Soon they had to be told. He had no hesitation pitting himself against a serial killer, but it was asking a lot of Ingeborg, little more than a rookie, and Keith, dependable as the days of the week, but not the brightest star in the firmament. John Leaman was quicker, but still inexperienced for a sergeant.

For a few indulgent moments he daydreamed about having Julie Hargreaves back on the team, Julie, the sidekick who’d taken one kick too many and asked for a transfer. She was an original thinker, as well as a check on his own lapses and excesses. He was still in touch, and she’d been a tower of strength after Steph was murdered. Still, she’d made her position clear about working with him ever again, and it was no use wanting the impossible. You play the cards you’re dealt with.

Towards midday Ingeborg reported her findings on the PNC: no findings at all. Kenneth Bellman had led a blameless life apparently.

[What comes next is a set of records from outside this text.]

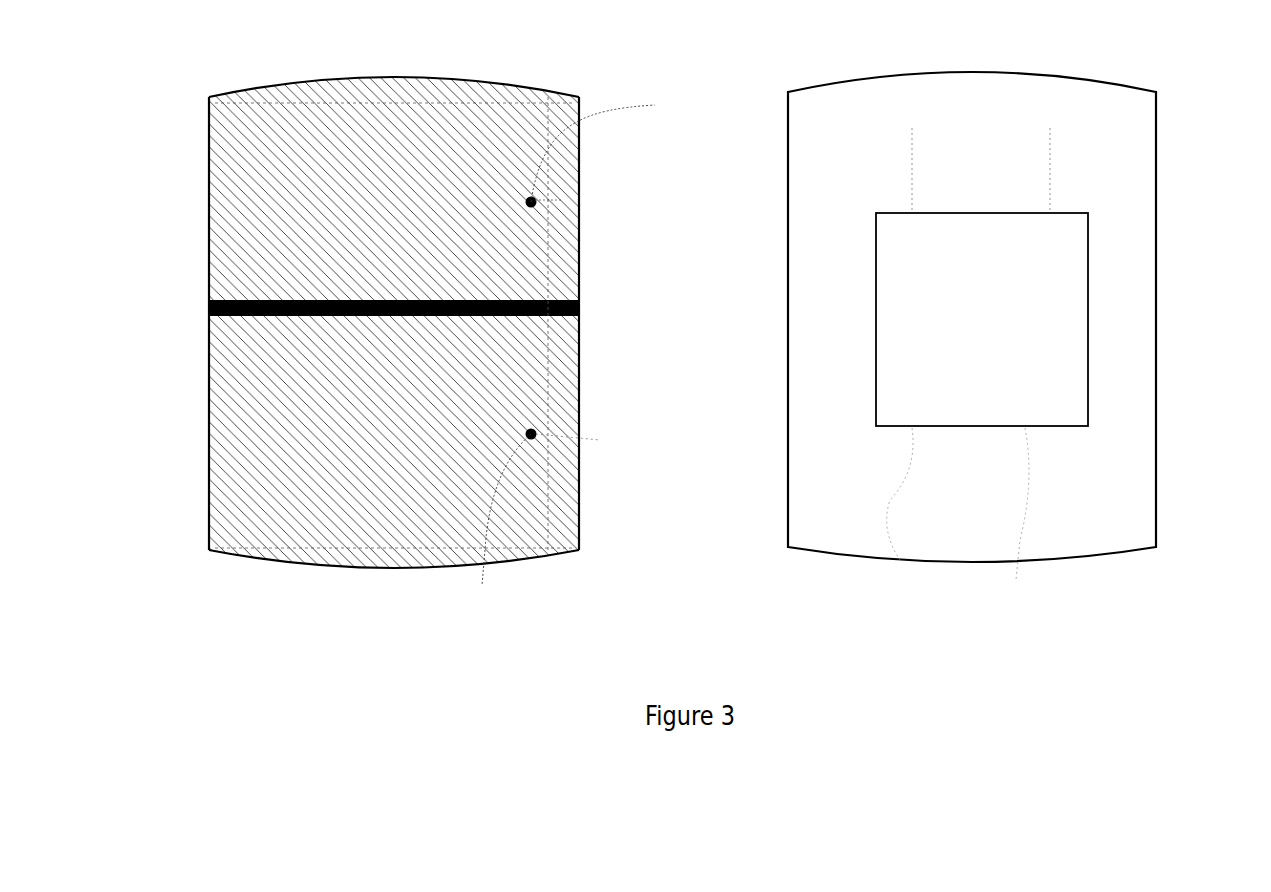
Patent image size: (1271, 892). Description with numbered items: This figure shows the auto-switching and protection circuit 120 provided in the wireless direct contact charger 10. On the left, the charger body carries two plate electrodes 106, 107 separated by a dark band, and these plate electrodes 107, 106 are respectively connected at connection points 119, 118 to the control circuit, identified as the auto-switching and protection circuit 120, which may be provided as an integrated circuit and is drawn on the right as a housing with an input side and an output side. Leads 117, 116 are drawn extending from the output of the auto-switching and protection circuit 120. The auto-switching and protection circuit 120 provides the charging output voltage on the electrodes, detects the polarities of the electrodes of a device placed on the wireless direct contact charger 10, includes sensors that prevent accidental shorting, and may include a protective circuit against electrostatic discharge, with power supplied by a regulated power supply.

The wireless direct contact charger 10 is at (345, 307).
The plate electrode 107 is at (236, 214).
The plate electrode 106 is at (236, 436).
The connection point 119 is at (616, 152).
The connection point 118 is at (538, 528).
The auto-switching and protection circuit 120 is at (1088, 212).
The output wire 117 is at (785, 578).
The output wire 116 is at (1018, 563).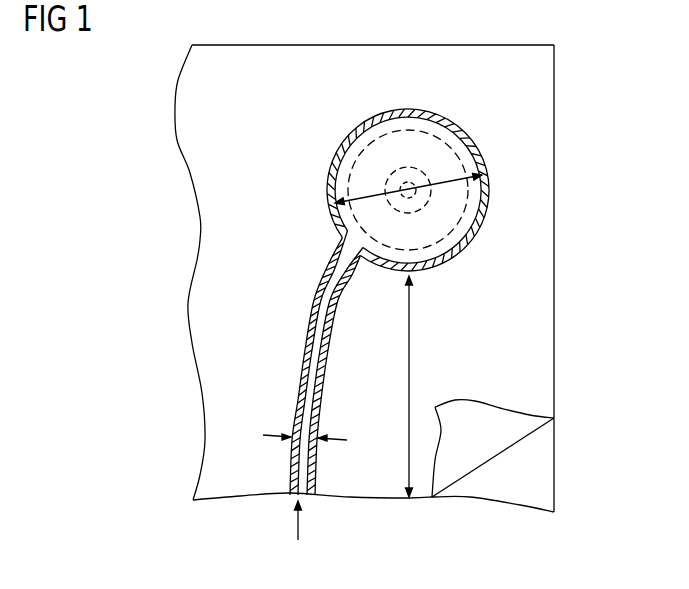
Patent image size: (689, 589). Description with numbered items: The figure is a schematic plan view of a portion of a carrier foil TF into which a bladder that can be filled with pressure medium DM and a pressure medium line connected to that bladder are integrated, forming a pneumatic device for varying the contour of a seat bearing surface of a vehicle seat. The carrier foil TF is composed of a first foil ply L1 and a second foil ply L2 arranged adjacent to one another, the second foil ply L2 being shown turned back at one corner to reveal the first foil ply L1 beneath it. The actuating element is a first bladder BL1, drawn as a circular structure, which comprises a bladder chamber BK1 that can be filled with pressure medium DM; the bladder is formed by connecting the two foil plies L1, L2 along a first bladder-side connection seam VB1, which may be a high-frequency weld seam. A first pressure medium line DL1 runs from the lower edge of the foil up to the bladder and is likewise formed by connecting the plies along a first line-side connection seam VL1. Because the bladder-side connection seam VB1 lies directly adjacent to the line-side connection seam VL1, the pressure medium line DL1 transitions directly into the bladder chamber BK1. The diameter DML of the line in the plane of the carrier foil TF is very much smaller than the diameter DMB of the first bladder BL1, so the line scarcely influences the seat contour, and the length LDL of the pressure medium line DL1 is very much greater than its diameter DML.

The first bladder-side connection seam VB1 is at (331, 160).
The diameter of the first bladder DMB is at (343, 192).
The bladder chamber BK1 is at (445, 165).
The first bladder BL1 is at (489, 200).
The first line-side connection seam VL1 is at (312, 295).
The first pressure medium line DL1 is at (302, 349).
The diameter of the pressure medium line DML is at (293, 408).
The length of the pressure medium line LDL is at (409, 401).
The pressure medium DM is at (298, 525).
The carrier foil TF is at (525, 288).
The second foil ply L2 is at (480, 415).
The first foil ply L1 is at (527, 465).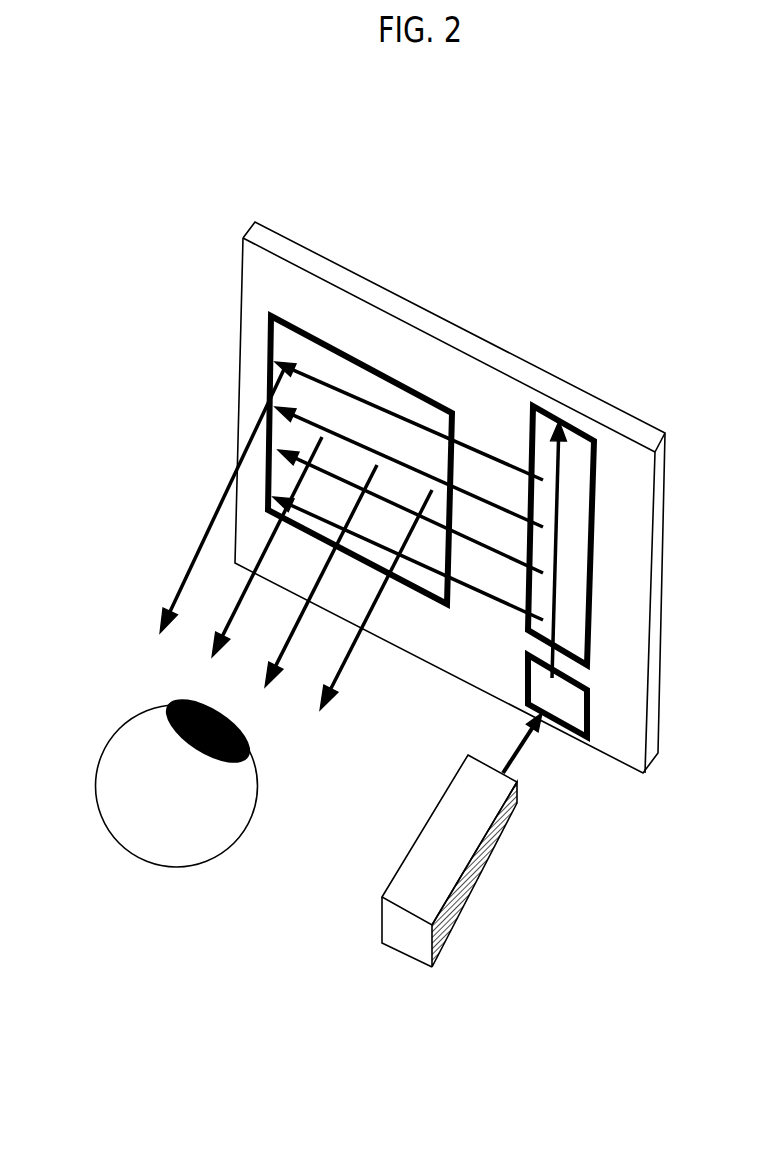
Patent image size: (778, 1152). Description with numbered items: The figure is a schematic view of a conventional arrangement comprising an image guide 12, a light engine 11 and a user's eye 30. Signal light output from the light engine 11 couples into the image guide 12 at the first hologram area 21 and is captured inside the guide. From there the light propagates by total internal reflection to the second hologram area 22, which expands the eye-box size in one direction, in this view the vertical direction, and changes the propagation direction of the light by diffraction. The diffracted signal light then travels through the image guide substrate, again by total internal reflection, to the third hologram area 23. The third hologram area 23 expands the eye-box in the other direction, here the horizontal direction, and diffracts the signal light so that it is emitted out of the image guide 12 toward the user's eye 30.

The light engine 11 is at (402, 947).
The image guide 12 is at (323, 258).
The first hologram area 21 is at (590, 699).
The second hologram area 22 is at (597, 544).
The third hologram area 23 is at (353, 362).
The user's eye 30 is at (123, 850).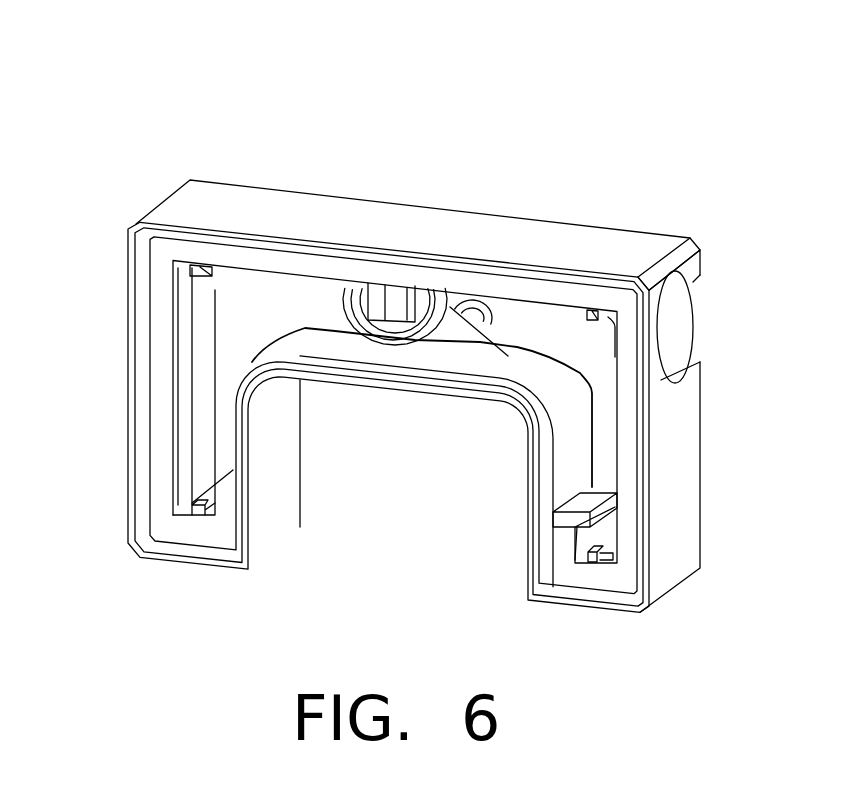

“Bellman, Bellman—why does the name seem familiar?” he said.


The Hunting of the Snark
?” she suggested.

“The what?”

“It’s a poem by Lewis Carroll. A nonsense poem. The Bellman was the main character.”

He gave her a bemused look. “No, it can’t be that. You read poetry, do you, Ingeborg?”

“Sometimes.”

“Do you happen to know
The Rime of the Ancient Mariner
?”

“Bits, guv.”

“I don’t mean know it by heart. Have you read it?” With pride in the performance he recited those first two lines: “‘It is an ancient Mariner / And he stoppeth one of three.’”

Innocent of the tightrope she was walking, Ingeborg completed the verse. “‘By thy long grey beard and glittering eye / Now wherefore stopp’st thou me?’”

But her boss’s reaction was positive. “Hidden depths. Tell me, what was it about the albatross that made it such a big deal in the poem?”

“It’s a bird of good omen, guv. Should have brought good luck to his ship, but he shot it.”

“With his crossbow. Then everything went pear-shaped?”

“Yes.”

“Right. I can understand that.” He sighed softly and shook his head. Some things he would never understand. “It’s a strange thing, Ingeborg. Since coming to Bath I’ve had to mug up so much English literature.”

“Yes?” She sensed he was unburdening himself of something she ought to know about.

“Famous writers keep cropping up. Jane Austen, Mary Shelley, and now Coleridge.”

“Are you doing an Open University degree, guv?” she innocently asked.

“Christ, no. Whatever put that idea in your head?”

Keith Halliwell was back by lunchtime and Diamond took him for a bite and a pint at Brown’s, just up the street on the site of the old city police station in Orange Grove, an Italianate Palazzo-style building so much easier on the eye than their present place of work. “So what do we know about Ken Bellman?” he asked, when they were settled in one of the squishy sofas upstairs.

“There’s not a lot to report, guv,” Halliwell told him. “He’s been around for about six months. Gets his paper—the
Independent—
from a shop on Bathwick Hill, and also buys computer magazines and chocolate. He dresses casually in polo shirts and baggy trousers with lots of pockets.”

“Where’s he from?”

“The north, I was told. He boasts a bit about the life up there being better than anywhere else.”

“Sounds like a Yorkshireman, all mouth and trousers. Why come south, if it’s so much better up there? Anything else, Keith? Is he a driver?”

“Yes, he has an old BMW that he services himself.”

“Useful to know. Colour?”

“He’s white.”

“The car, Keith, the car.”

“Oh, I didn’t discover that. It’s a series 3 model.”

“Description?”

“Thirtyish, about five nine, with a mop of dark hair.”

“You mean curly?” Diamond said, thinking of the man in the black T-shirt.

“It’s what
they
mean, not me, guv,” Halliwell said, with reason on his side but at the risk of nettling his boss. “And they said a mop.”

“You didn’t catch a glimpse of him, I suppose?”

“He wasn’t about.”

“He hasn’t done a runner?”

“No. He was at the shop for his paper this morning, eight thirtyish. That’s the routine.”

It was decision time. “Wait for tomorrow and then bring him in late morning. I want to give DCI Mallin a chance to get here.”

“When you say ‘bring him in,’ do you mean by invitation?”

“Oh, yes. No coercion, Keith, unless he’s really stroppy. We need cooperation at this point, help with our enquiries, right?”